Modélisation de sytèmes socio-économiques à l’aide des outils de physique statistique
Laetitia Gauvin (LPS)

Infos Complémentaires

Salle D5 - 24 rue Lhomond

Vendredi 22 octobre à 15h

Résumé :

Cette thèse traite de l’étude des dynamiques résidentielles. Le travail est principalement tourné vers l’étude de l’émergence de ségrégation socio-spatiale à partir des comportements individuels. L’approche utilisée repose sur des outils de la physique statistique ainsi que la modélisation multi-agent.

Dans un premier temps, un archétype pour l’explication de la ségrégation comme résultat des décisions individuelles, le modèle de ségrégation de l’économiste Schelling, est analysé via des méthodes empruntées à la physique statistique. Le point fort du modèle résulte dans l’émergence de structures ségrégatives qui ne sont pas la traduction directe des préférences individuelles. Un diagramme de phase est construit et les phases sont interprétées dans un contexte socio-économique. De plus, un lien entre ce modèle et un modèle de spins, le modèle de Blume-Emery-Griffiths, est mis en évidence.

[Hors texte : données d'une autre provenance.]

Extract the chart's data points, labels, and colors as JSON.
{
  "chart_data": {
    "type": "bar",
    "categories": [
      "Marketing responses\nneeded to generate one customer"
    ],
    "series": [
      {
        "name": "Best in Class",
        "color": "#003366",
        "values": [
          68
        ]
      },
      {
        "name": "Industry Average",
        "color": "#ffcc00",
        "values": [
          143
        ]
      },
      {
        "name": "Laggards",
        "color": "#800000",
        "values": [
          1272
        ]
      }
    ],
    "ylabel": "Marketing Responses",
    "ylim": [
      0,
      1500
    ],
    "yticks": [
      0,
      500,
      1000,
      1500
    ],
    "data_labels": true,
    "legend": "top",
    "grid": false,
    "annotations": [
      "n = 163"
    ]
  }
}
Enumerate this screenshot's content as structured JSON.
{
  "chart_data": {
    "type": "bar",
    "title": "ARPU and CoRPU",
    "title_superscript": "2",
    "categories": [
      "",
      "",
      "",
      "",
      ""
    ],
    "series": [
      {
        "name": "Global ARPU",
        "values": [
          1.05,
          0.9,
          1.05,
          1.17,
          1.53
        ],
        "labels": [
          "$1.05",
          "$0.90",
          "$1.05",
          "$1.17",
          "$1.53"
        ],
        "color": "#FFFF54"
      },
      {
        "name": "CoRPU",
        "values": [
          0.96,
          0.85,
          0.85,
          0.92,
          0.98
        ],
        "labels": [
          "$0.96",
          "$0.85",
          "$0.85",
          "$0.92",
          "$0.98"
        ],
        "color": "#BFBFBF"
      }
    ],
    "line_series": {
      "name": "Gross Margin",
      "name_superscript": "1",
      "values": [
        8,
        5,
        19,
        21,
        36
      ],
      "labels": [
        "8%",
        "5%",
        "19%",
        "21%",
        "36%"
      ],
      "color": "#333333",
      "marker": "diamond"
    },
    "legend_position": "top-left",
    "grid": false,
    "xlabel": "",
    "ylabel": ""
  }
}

Dans un deuxième temps, ce lien est utilisé pour étendre le modèle de ségrégation en version ouverte. L’introduction des flux migratoires externes se fait ainsi via un potentiel chimique, interprété comme une mesure de l’attractivité du réseau - assimilable à une ville. De cette ouverture du système naît une ségrégation par formation d’espaces vides entre les agents des différents types.

Enfin, un modèle de marché du logement, s’éloignant du modèle de Schelling, est élaboré en utilisant les notions d’attractivité et de préférences individuelles. Une résolution analytique de l’état stationnaire du système par approximations succesives est réalisée et montre un bon accord avec les simulations. Une zone de mixité sociale est mis en évidence dans les simulations. De plus, les simulations reproduisent quelques phénomènes observés dans les transactions immobilières de Paris : des fluctuations intenses des prix au centre contre une tendance à l’homogénéisation à la périphérie.

Abstract :

This thesis deals with the study of residential dynamics. The work is mainly turned toward the study of the emergence of socio-spatial segregation from individual behaviors. The approach used lies on tools from statistical physics an agent-based modelling.

First, an archetype for the explanation of segregation as the result of individual decisions, the Schelling segregation model, is analysed via methods borrowed from statistical physics. The relevant point of this model is in the emergence of segregative patterns that are not the direct translation of the individual preferences. A phase diagram is built up and the phases are interpreted in a socio-economic context. Moreover, a link between this model and a spin model, the Blume-Emery-Griffiths is highlighted.

Second, this link is used to extend the segregation model to an open version. The introduction of external migratory flows is achieved via a chemical potential, interpreted as a measure of the attractivness of the lattice - assimilated to a city. Segregation under the form of vacant spaces (no man’s land) between the agents of different types arises from this opening of the system.

Finally, a housing market model, departing from the Schelling’s model, is drawn up by using the concepts of attractivness and individual preferences. An analytical resolution of the stationary state of the system is performed and shows a good agreement with the simulations. A zone of social mixity is pointed out in the simulations. Moreover, the simulations reproduce some phenomena observed in real estate transactions in Paris : large fluctuations in prices at the center versus a trend toward homogenization at the periphery.